Experten schätzen, dass Liebhaber für die Museumsstücke mehr als eine Million Euro zahlen würden und für den Wernigeroder Depotbestand zumindest einige Tausend. Schließlich war alles mal Bismarcks.
Andererseits: Die heutige Adelsfamilie gilt als schwerreich und ist vermutlich nicht auf den Verkauf von Bürsten und Mützen angewiesen. In der Vergangenheit jedenfalls haben sich die Bismarcks großzügig gezeigt, wenn es um die Hinterlassenschaft des großen Otto ging. Das Archiv des Kanzlers überließen sie der Bundesrepublik unentgeltlich.
Erbe Gregor schweigt zur Zukunft der Präsente. Er wolle "zurzeit keine Auskunft geben". Die Landesregierung hofft, dass er und seine Verwandten dem Land zumindest den Museumsbestand in Schönhausen als Dauerleihgabe überlassen oder aber verkaufen – und nicht das Museum ausräumen lassen.

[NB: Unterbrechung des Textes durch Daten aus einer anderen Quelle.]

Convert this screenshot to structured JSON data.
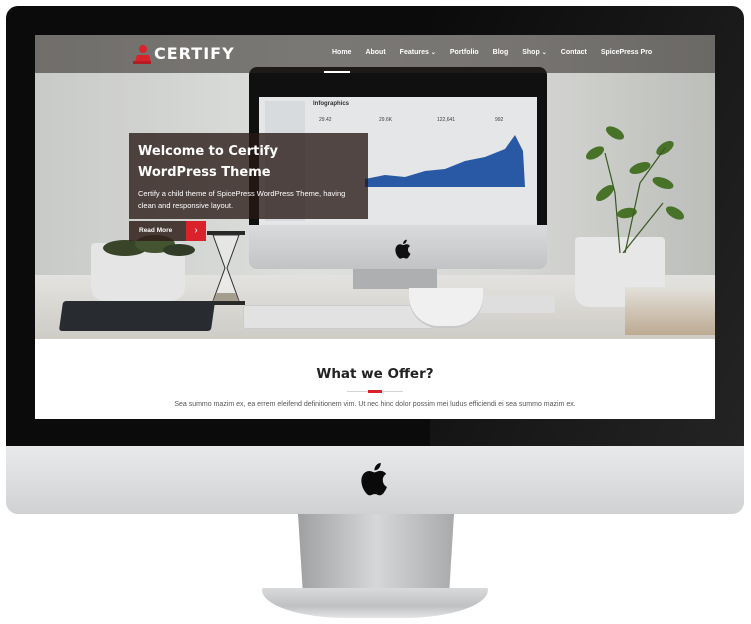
{
  "site": {
    "logo_text": "CERTIFY",
    "accent_color": "#d9222a",
    "nav": [
      {
        "label": "Home",
        "dropdown": false
      },
      {
        "label": "About",
        "dropdown": false
      },
      {
        "label": "Features",
        "dropdown": true
      },
      {
        "label": "Portfolio",
        "dropdown": false
      },
      {
        "label": "Blog",
        "dropdown": false
      },
      {
        "label": "Shop",
        "dropdown": true
      },
      {
        "label": "Contact",
        "dropdown": false
      },
      {
        "label": "SpicePress Pro",
        "dropdown": false
      }
    ],
    "hero": {
      "title": "Welcome to Certify WordPress Theme",
      "description": "Certify a child theme of SpicePress WordPress Theme, having clean and responsive layout.",
      "button_label": "Read More",
      "button_icon": "chevron-right-icon"
    },
    "inner_screen": {
      "heading": "Infographics",
      "stats": [
        "29.42",
        "29.6K",
        "122,641",
        "992"
      ]
    },
    "offer": {
      "title": "What we Offer?",
      "text": "Sea summo mazim ex, ea errem eleifend definitionem vim. Ut nec hinc dolor possim mei ludus efficiendi ei sea summo mazim ex."
    }
  }
}
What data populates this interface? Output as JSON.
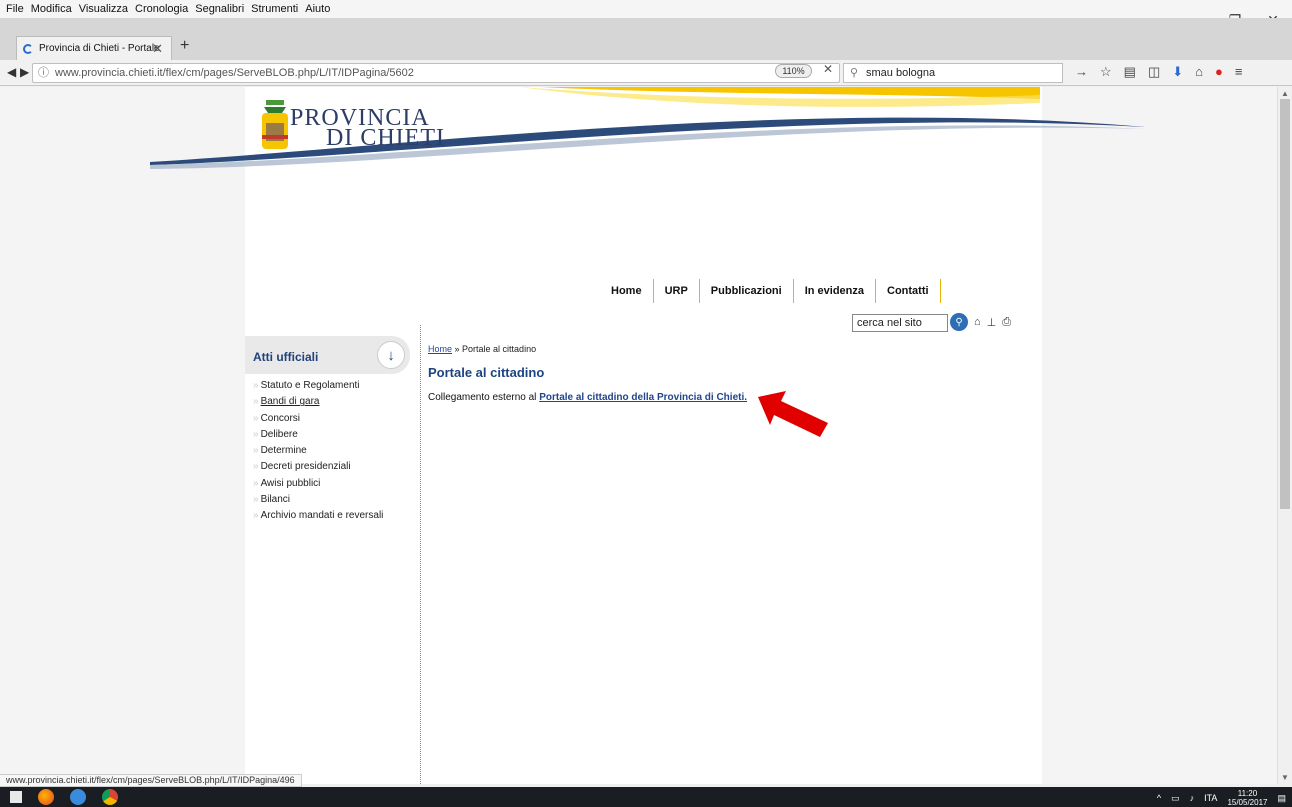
{
  "menubar": {
    "items": [
      "File",
      "Modifica",
      "Visualizza",
      "Cronologia",
      "Segnalibri",
      "Strumenti",
      "Aiuto"
    ]
  },
  "tab": {
    "title": "Provincia di Chieti - Portale"
  },
  "navbar": {
    "url": "www.provincia.chieti.it/flex/cm/pages/ServeBLOB.php/L/IT/IDPagina/5602",
    "zoom": "110%",
    "search_value": "smau bologna"
  },
  "logo": {
    "line1": "PROVINCIA",
    "line2": "DI CHIETI"
  },
  "topnav": [
    "Home",
    "URP",
    "Pubblicazioni",
    "In evidenza",
    "Contatti"
  ],
  "site_search": {
    "value": "cerca nel sito"
  },
  "sidebar": {
    "title": "Atti ufficiali",
    "items": [
      {
        "label": "Statuto e Regolamenti"
      },
      {
        "label": "Bandi di gara"
      },
      {
        "label": "Concorsi"
      },
      {
        "label": "Delibere"
      },
      {
        "label": "Determine"
      },
      {
        "label": "Decreti presidenziali"
      },
      {
        "label": "Awisi pubblici"
      },
      {
        "label": "Bilanci"
      },
      {
        "label": "Archivio mandati e reversali"
      }
    ]
  },
  "breadcrumb": {
    "home": "Home",
    "sep": " » ",
    "current": "Portale al cittadino"
  },
  "main": {
    "title": "Portale al cittadino",
    "text_prefix": "Collegamento esterno al ",
    "link_text": "Portale al cittadino della Provincia di Chieti."
  },
  "status_bar": {
    "url": "www.provincia.chieti.it/flex/cm/pages/ServeBLOB.php/L/IT/IDPagina/496"
  },
  "taskbar": {
    "lang": "ITA",
    "time": "11:20",
    "date": "15/05/2017"
  },
  "colors": {
    "accent_yellow": "#f7c400",
    "title_blue": "#1d4480",
    "arrow_red": "#e00000"
  }
}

Eines ist gewiss: Die ästhetisch fragwürdigen Gaben sind von historisch-aufklärerischem Wert. Sie zeugen vom Bismarck-Kult, der spätestens nach dem erzwungenen Rücktritt des Kanzlers 1890 einsetzte. Bismarck wurde zur "herausragenden Symbolfigur des Deutschen Reichs", wie es der Historiker Konrad Breitenborn formuliert. Unter den Deutschen wuchs die Erwartung, nur bedeutende Führer – und nicht etwa demokratische Parteien oder gewählte Regierungen – könnten Lösungen für die großen politischen Probleme liefern.
Einige Jahrzehnte später machte sich ein Rechtsradikaler aus Österreich diesen Mythos zunutze.